Проповеди Луки, не только в защиту евреев, ценились людьми высоко, больше, чем его учебники или неуклюжая книга с попыткой доказать существование души «научным» анализом Библии. Книги рождались для чего-то, а проповеди рождались от избытка духа в его сердце, от полноты его личности. Высокое начальство, как светское, так и церковное, используя Луку, его не любило; в Патриархии издевательски называли «профессором», считали заносчивым и высокомерным. Но он был таким лишь с вышестоящими наглецами, а с людьми добрыми, с больными, с паствой был ласков и добр. Будучи епископом в Тамбове, он обидел однажды одного из прихожан и потом несколько раз ходил к тому домой, выпрашивая прощение у пасомого, весьма довольного таким оборотом дела.

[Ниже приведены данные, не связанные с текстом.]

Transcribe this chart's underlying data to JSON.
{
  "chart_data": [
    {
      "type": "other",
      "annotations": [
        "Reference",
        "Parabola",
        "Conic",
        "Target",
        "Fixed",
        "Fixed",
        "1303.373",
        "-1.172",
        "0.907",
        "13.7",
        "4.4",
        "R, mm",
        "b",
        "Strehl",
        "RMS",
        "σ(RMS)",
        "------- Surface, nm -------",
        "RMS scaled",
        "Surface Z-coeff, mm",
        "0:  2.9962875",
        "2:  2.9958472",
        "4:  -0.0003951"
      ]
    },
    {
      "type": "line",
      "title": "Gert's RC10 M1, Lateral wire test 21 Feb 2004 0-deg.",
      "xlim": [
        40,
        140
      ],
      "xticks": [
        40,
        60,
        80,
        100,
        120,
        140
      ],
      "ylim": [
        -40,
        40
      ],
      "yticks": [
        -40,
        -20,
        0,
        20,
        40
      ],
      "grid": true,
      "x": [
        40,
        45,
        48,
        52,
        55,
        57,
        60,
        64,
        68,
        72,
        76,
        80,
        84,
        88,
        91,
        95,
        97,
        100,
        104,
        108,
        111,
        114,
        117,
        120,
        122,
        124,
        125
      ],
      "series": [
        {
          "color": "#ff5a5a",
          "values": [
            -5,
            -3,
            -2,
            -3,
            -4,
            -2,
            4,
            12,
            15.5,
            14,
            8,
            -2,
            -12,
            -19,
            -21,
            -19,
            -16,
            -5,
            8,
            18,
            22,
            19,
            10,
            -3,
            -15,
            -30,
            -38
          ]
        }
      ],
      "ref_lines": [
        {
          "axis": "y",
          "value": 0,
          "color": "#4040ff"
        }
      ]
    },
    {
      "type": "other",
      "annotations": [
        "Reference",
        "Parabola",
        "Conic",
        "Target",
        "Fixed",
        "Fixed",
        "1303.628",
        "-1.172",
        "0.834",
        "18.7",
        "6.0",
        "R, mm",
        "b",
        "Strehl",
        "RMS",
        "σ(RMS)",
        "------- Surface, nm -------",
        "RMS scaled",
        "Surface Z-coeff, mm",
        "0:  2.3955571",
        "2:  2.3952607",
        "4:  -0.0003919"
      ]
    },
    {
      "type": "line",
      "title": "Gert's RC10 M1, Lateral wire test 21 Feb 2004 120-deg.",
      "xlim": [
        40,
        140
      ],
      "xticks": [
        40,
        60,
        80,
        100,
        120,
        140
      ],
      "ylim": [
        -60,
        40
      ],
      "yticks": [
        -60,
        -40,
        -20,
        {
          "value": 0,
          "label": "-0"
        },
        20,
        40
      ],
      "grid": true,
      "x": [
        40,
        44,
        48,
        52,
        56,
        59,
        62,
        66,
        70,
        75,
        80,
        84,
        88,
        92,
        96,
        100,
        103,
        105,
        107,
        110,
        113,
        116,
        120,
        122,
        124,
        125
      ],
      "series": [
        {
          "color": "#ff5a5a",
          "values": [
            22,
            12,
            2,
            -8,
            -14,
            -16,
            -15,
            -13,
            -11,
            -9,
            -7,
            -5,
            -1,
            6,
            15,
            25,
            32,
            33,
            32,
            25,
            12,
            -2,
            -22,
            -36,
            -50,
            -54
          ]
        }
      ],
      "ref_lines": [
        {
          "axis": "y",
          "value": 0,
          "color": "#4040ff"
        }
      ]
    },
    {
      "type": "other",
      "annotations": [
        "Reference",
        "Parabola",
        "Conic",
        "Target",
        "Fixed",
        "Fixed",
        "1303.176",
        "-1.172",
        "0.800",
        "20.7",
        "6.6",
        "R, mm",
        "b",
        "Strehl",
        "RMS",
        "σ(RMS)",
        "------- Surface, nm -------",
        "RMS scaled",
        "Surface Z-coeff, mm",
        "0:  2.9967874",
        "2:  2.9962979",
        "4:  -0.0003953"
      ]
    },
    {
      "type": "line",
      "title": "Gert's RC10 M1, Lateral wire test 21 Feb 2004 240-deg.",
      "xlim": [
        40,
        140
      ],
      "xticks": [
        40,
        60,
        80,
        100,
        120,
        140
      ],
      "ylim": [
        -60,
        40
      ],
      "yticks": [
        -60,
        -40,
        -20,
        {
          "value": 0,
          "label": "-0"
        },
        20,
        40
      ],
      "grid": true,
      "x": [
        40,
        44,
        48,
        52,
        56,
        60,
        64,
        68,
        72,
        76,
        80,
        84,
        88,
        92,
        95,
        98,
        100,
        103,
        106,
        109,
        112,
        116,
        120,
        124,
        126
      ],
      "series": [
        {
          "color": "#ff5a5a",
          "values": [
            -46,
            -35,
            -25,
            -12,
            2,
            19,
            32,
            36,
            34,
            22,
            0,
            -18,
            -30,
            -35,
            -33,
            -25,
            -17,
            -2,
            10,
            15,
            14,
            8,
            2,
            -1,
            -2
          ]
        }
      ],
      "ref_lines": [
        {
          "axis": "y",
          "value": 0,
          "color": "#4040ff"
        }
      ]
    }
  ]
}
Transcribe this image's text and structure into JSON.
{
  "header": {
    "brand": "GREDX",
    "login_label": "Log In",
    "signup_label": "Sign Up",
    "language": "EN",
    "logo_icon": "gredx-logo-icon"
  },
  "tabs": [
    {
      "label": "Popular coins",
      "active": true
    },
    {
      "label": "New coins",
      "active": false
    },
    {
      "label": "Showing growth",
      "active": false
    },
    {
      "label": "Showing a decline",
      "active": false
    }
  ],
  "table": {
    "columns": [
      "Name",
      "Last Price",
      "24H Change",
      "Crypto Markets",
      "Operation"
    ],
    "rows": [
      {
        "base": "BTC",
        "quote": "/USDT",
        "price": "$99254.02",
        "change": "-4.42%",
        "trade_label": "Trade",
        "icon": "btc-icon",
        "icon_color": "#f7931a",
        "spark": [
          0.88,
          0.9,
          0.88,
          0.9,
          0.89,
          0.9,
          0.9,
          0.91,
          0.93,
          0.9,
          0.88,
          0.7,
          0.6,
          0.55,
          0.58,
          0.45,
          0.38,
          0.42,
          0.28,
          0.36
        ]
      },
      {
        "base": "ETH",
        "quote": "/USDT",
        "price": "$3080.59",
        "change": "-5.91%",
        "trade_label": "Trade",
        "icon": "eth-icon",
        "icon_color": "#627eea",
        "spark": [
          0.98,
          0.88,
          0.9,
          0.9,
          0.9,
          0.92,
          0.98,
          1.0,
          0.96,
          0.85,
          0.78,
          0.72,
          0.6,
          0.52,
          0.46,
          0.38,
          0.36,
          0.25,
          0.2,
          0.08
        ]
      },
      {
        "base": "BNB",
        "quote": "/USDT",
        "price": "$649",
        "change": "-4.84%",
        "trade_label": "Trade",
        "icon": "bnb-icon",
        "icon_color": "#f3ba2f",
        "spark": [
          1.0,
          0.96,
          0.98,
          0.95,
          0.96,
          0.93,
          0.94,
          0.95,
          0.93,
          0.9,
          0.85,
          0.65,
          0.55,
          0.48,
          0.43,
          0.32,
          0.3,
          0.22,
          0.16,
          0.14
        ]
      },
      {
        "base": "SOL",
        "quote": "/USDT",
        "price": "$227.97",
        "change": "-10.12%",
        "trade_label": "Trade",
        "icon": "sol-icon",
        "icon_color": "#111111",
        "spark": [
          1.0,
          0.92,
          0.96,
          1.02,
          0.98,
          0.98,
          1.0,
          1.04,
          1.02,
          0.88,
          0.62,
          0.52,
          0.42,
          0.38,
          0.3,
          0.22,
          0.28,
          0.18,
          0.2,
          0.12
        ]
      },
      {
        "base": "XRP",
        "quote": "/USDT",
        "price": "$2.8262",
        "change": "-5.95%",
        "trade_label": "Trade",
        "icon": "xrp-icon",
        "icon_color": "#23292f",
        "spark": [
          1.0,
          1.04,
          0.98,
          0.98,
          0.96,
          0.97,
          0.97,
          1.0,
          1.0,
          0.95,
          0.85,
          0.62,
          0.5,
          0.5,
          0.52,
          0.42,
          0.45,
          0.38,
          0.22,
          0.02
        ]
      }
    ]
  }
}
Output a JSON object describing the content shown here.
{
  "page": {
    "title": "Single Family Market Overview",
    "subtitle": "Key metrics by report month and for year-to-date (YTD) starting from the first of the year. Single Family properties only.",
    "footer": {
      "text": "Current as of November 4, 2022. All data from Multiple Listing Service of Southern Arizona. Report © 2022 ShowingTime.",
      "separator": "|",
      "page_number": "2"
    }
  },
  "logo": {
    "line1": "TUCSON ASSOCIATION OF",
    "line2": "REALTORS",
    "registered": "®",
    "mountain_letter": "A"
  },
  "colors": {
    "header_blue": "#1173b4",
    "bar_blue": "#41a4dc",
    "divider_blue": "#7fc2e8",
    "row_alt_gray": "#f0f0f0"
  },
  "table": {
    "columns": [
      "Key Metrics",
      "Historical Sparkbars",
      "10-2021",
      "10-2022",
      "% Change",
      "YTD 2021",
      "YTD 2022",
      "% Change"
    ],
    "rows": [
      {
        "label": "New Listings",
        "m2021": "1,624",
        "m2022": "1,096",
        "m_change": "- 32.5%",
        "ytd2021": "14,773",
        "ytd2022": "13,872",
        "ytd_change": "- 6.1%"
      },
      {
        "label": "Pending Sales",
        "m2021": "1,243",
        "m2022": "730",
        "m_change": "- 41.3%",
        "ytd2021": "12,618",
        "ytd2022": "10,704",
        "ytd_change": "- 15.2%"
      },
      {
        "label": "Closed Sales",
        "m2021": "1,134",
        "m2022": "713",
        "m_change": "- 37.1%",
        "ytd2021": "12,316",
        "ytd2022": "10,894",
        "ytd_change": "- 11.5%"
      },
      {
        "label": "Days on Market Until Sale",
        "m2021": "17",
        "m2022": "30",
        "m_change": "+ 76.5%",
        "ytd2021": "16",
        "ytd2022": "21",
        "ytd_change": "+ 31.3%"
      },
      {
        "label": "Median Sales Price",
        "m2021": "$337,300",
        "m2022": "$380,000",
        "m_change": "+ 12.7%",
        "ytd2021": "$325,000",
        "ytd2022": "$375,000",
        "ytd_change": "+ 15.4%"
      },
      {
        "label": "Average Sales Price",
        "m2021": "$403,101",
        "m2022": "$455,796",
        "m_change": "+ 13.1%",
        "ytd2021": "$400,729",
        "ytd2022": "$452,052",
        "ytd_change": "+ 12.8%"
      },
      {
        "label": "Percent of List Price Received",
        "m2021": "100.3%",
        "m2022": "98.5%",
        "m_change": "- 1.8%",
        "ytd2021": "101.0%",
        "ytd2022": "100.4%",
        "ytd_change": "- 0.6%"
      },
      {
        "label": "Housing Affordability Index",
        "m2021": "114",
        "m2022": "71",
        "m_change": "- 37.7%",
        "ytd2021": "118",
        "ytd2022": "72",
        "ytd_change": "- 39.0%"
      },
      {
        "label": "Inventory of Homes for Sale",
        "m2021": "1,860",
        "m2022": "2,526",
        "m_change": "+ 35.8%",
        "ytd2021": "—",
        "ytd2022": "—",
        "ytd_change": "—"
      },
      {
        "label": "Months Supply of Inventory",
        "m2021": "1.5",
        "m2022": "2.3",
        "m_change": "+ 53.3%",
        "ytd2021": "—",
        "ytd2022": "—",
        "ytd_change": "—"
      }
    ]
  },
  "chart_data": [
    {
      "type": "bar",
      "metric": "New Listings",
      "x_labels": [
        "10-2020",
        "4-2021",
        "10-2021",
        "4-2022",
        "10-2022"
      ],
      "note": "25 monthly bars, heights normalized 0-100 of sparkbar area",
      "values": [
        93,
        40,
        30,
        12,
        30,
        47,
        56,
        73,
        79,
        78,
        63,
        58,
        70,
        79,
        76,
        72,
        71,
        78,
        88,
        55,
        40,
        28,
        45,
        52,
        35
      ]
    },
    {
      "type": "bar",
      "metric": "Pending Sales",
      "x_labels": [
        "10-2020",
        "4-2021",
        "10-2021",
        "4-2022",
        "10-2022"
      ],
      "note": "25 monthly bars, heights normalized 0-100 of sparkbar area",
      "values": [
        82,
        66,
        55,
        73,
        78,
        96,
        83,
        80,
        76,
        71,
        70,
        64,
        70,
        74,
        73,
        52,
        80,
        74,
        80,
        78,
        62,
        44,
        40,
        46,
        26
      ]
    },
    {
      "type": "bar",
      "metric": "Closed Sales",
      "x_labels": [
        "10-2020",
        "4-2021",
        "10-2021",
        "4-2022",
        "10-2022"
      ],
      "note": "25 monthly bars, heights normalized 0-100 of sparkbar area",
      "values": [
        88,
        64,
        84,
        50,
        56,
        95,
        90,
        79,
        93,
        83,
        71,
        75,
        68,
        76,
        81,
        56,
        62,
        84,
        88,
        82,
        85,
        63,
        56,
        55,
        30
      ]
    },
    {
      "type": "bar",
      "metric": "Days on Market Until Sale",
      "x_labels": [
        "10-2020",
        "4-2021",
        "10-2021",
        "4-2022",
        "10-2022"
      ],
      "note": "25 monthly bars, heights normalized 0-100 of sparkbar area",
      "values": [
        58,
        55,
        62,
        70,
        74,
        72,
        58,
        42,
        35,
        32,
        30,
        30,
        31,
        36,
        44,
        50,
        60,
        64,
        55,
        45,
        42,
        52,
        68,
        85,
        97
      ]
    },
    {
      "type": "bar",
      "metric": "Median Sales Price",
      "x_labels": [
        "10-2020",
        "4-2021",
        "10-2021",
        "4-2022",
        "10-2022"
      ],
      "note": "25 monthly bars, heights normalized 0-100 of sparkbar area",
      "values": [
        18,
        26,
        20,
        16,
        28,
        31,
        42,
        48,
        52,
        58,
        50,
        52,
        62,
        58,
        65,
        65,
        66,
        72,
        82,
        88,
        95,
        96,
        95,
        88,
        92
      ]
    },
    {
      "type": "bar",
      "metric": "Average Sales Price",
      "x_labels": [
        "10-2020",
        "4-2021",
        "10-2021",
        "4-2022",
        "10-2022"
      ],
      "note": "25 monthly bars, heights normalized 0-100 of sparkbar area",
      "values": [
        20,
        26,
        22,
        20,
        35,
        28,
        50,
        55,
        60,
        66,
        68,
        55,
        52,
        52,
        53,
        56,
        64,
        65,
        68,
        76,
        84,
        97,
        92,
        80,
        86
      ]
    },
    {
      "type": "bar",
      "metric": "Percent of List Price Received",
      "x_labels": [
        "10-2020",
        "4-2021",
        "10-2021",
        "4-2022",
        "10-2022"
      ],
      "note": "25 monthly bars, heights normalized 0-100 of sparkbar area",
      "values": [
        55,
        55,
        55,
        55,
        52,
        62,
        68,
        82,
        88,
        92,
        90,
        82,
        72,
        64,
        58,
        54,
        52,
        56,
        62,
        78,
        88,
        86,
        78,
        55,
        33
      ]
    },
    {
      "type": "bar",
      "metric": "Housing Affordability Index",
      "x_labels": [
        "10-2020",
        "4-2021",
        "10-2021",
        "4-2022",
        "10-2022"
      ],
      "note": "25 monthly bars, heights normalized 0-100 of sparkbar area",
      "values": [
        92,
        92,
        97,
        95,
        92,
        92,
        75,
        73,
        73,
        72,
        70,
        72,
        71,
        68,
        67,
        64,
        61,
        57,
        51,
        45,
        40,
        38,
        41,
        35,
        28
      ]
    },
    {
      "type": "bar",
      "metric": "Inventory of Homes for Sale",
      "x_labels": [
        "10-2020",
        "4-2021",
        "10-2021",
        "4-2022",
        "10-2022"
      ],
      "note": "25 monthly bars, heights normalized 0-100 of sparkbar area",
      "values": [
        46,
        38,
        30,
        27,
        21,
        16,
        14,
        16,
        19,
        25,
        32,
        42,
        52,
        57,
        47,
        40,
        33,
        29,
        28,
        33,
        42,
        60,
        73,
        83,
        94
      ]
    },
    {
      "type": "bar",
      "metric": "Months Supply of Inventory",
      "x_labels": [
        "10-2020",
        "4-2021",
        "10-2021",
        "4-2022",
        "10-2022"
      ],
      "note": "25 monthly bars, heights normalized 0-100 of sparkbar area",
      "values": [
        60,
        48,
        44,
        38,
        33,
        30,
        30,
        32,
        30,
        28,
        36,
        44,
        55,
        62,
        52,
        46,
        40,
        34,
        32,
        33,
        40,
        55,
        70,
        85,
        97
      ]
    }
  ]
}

С каждым годом бледнеет миф о епископе-хирурге Луке, миф, являвшийся частью мифа о Сталине: грозный, но справедливый и проницательный правитель, вызволивший из неволи всемирно-известного хирурга, наградивший его премией, габардиновым пальто и галошами. Не был Войно-Ясенецкий всемирно-знаменит, и хирургом он был не величайшим, а просто одним из лучших, и епископом он был фактически лишь на закате дней, когда не мог более работать скальпелем. Никогда он не бунтовал против власти, но и не подличал перед нею, заблуждался, но не лгал ни из стратегических, ни из тактических соображений, в отличие от большинства тогдашних соловьёв в шинелях, костюмах и рясах. Прославление его в качестве святого вряд ли хоть одного врача обратит ко Христу (даже собственные сыновья св. Луки, став врачами, не стали верующими). Кто верит в несовместимость веры с наукой, кто ненавидит Церковь, те не поверят никаким именам и доводам. Можно подробно описывать, каким человечным хирургом был еп. Лука; он молился о больных, он видел в них людей. Но всё же и для этого не обязательно быть верующим, и многие атеисты поняли вполне то, о чём писал еп. Лука в своём учебнике: «Приступая к операции, надо иметь в виду не только брюшную полость, а всего больного человека, который к сожалению так часто у врачей именуется «случаем». Человек в смертельной тоске и страхе, сердце у него трепещет не только в прямом, но и в переносном смысле». Но для тех, кто уже во Христе, память епископа-хирурга, освобождаясь от второстепенных завитушек, будет светом на самом трудном, узком и интересом пути, уча быть верным себе, верным Богу и верным своему призванию.